Как это плохо, как это ужасно. Ведь Джимми любил Дэйва, хотя по большей части никогда не мог объяснить, за что. В этом мальчишке было что-то особенное, может, то, что он всегда оказывался рядом, даже если в половине случаев его присутствие вообще никем и не замечалось.

2

Четыре дня

Все вышло не так, как предполагал Джимми.

Дэйв Бойл объявился дома через четыре дня после исчезновения. Он прибыл, сидя на переднем сиденье полицейского автомобиля. Два полисмена, которые доставили Дэйва домой, позволили ему несколько раз включить сирену и потрогать ручку пистолета, закрепленного под приборной доской. Они подарили ему почетный значок, а когда привезли его в квартиру матери на Рестер-стрит, целая куча газетных и телевизионных репортеров уже поджидала их у дома в полной готовности. Один из полисменов, офицер Юджин Кабеки, подняв Дэйва на руках, вытащил его из машины и, несколько раз покачав его в воздухе туда-сюда, поставил перед дрожащей матерью, которая плакала и смеялась одновременно.

В тот день на Рестер-стрит было многолюдно — родители, дети, почтальон; два круглолицых пышнотелых брата, владельцы мясного магазина и лавки субпродуктов на пересечении Рестер- и Сидней-стрит; а также и миссис Пауэл, учительница Дэйва и Джимми в классах первой ступени школы «Луи и Дуи». Джимми стоял рядом с матерью. Мать прижимала его голову к себе, обхватив влажной ладонью лоб, как будто хотела убедить себя в том, что Джимми не схватили и не увезли, как увезли Дэйва, а Джимми сжигала острая зависть при виде того, как офицер Кабеки раскачивал Дэйва над тротуаром и при этом они оба смеялись, как закадычные друзья, а очаровательная мисс Пауэл всплескивала руками.

Джимми хотел крикнуть во всеуслышание, что ведь и он тоже чуть не оказался в этой машине. Но больше, чем кому-нибудь другому, ему хотелось сказать об этом мисс Пауэл. Она была прелестной, в безукоризненно чистой одежде, а когда она смеялась, можно было заметить, что ее верхние зубы чуть кривоватые, но это, как казалось Джимми, делало ее еще более красивой. Джимми хотел рассказать ей, что он почти уже был в машине, и посмотреть, появится ли на ее лице такое же выражение, с каким она смотрела сейчас на Дэйва. Он хотел сказать ей, что все время думает о ней, а в мыслях представлял себя взрослым, умеющим водить машину, на которой он повезет ее куда-нибудь, она будет все время смотреть на него и улыбаться, потом они будут обедать, и все, что бы он ни сказал, будет смешить ее; она будет смеяться, обнажая свои зубы, и гладить его лицо своей ладонью.

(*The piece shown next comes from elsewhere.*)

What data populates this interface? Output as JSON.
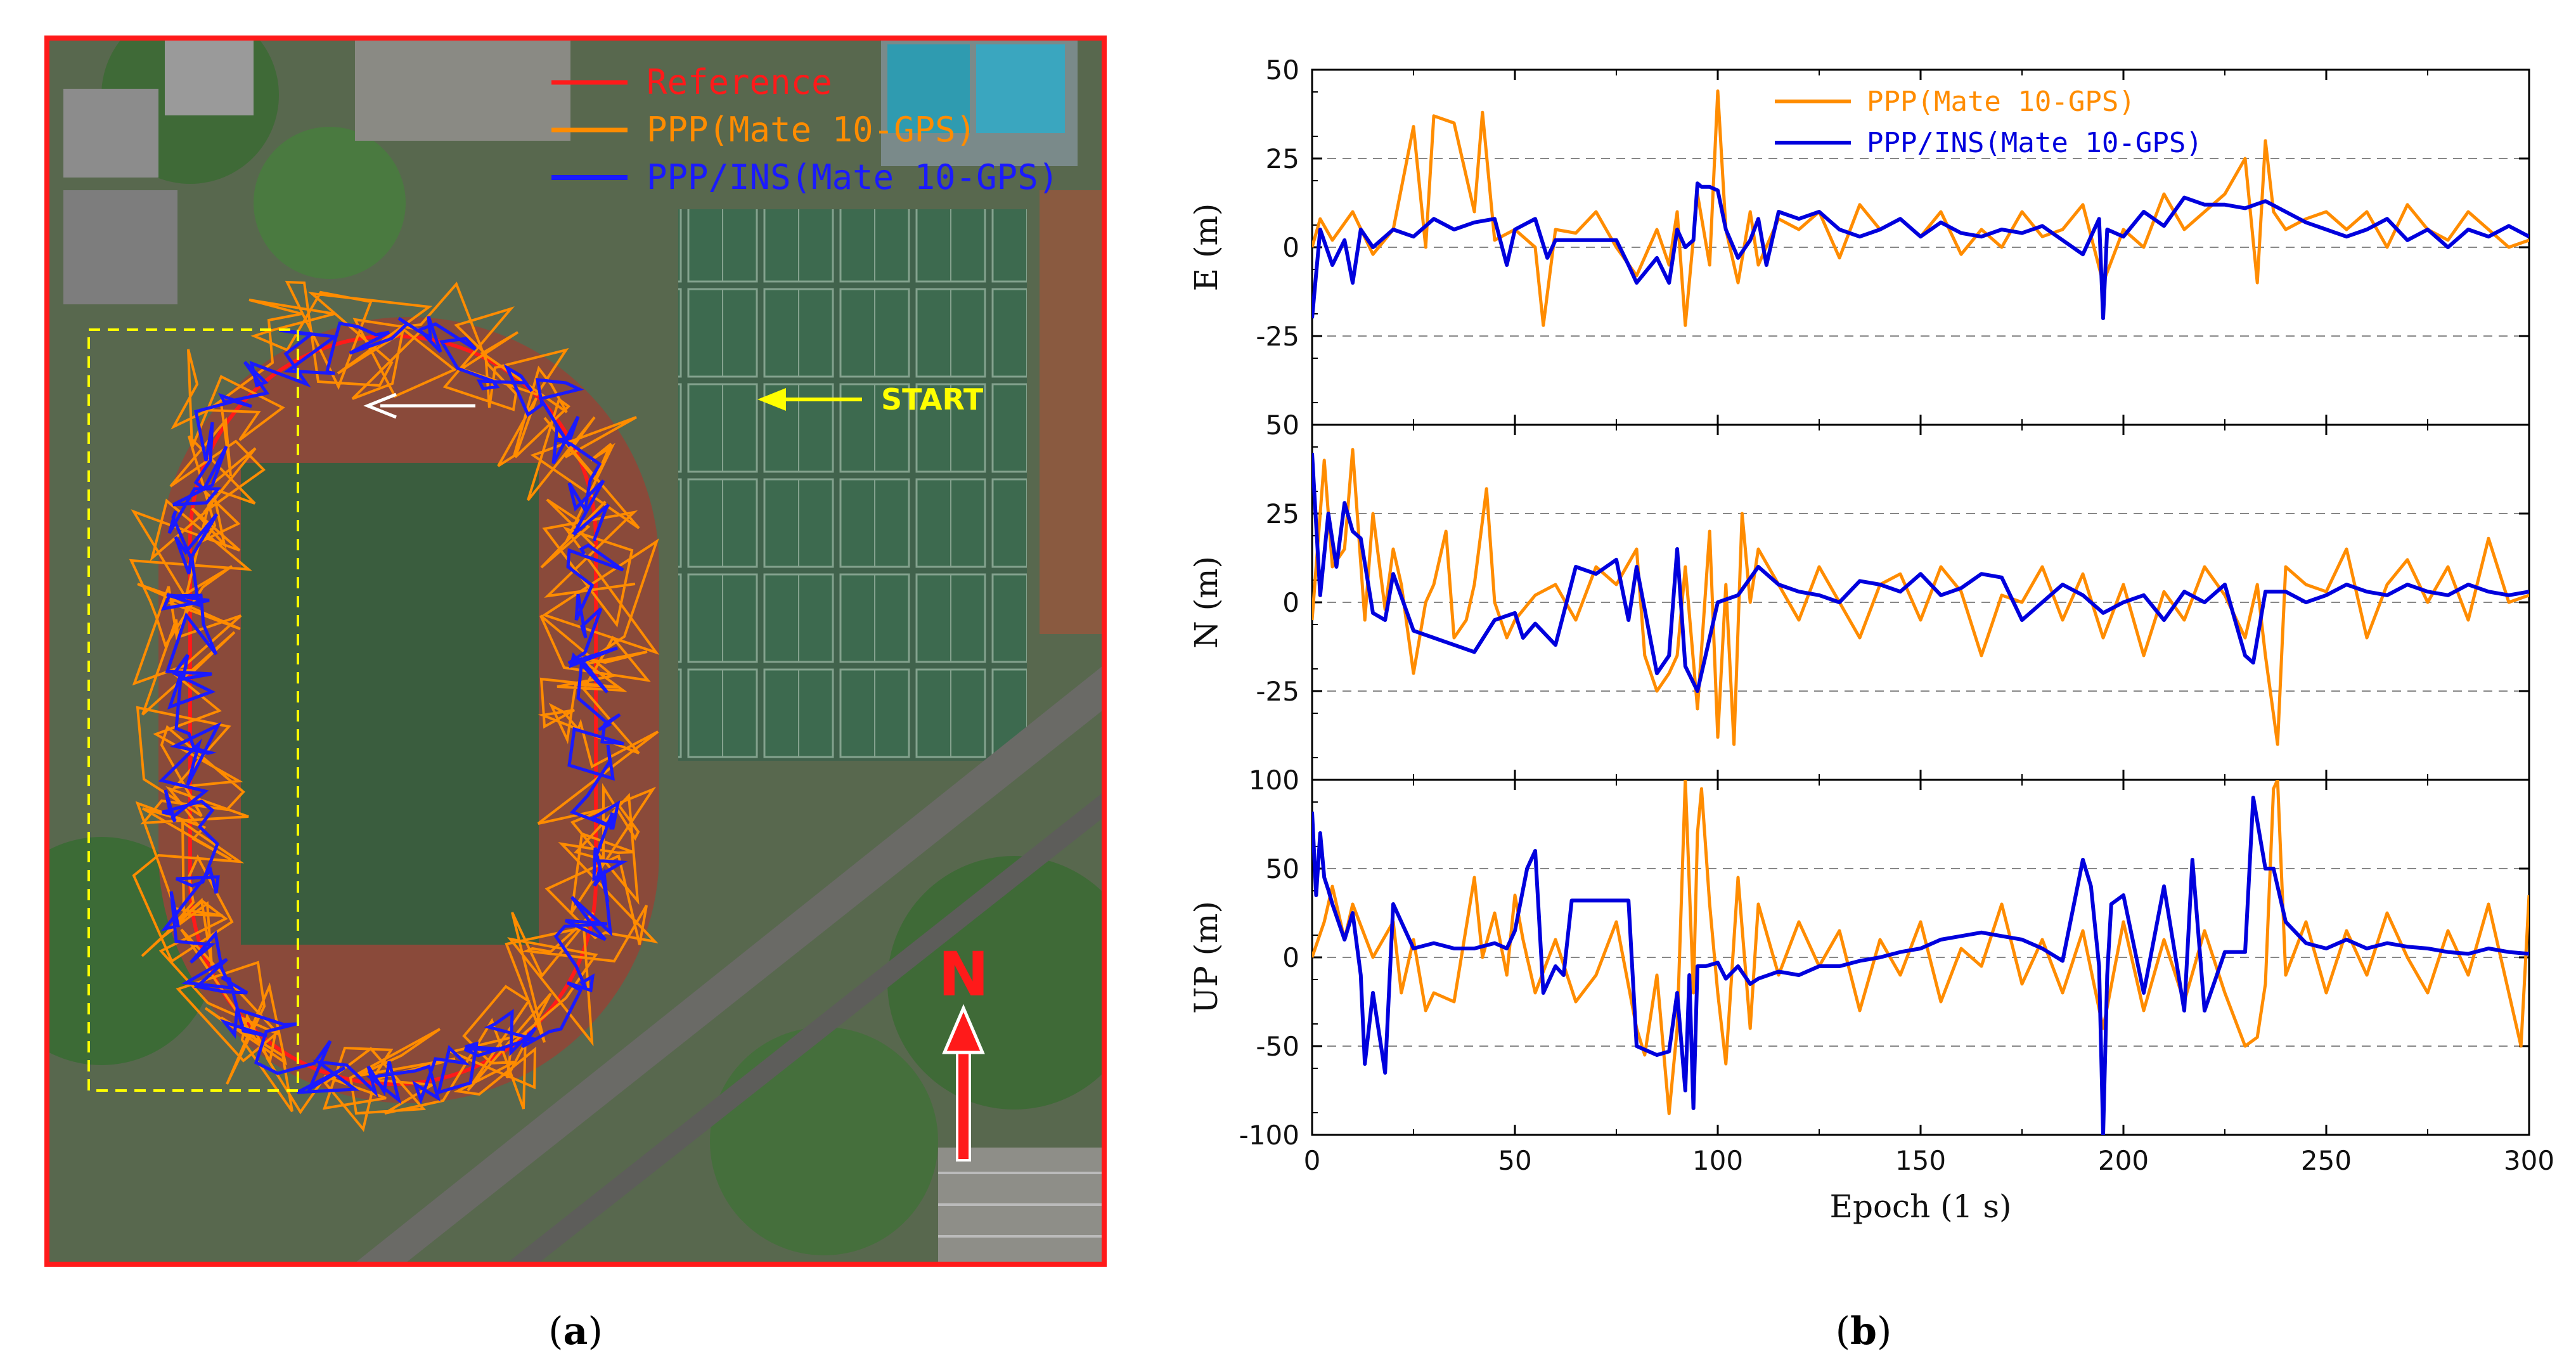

Джимми казалось, что мисс Пауэл была здесь явно не ко двору. После того, как она сказала несколько слов Дэйву, погладила его по лицу и поцеловала в щеку — она поцеловала его два раза, — собравшиеся подошли ближе, а мисс Пауэл отошла назад и стояла на бровке тротуара, глядя на возвышающиеся вокруг унылые трехэтажные дома, на поднимаемые ветром куски толя на крышах, под которыми виднелись деревянные стропила. Сейчас в глазах Джимми она выглядела еще моложе и еще недоступней, как будто в ее облике вдруг появилось что-то монашеское. Стоя на бровке тротуара, она по своей привычке поправляла волосы; ее курносый носик морщился, как бывало всякий раз, когда она готовилась высказать какое-либо суждение.

Джимми порывался подойти к ней, но мать по-прежнему крепко прижимала его к себе, не обращая внимания на его ерзанья и старания вырваться из ее объятий, а когда мисс Пауэл пошла по направлению к перекрестку Рестер- и Сидней-стрит, Джимми, провожая ее взглядом, видел, как она резво и размашисто махала кому-то рукой. Какой-то тип, сильно смахивающий на хиппи, развалился в машине с откидным верхом, в которой без труда угадывался «хиппивоз» — на освещенных ярким солнцем дверцах были намалеваны пурпурные цветы с увядшими лепестками. Мисс Пауэл уселась в эту машину, и они укатили.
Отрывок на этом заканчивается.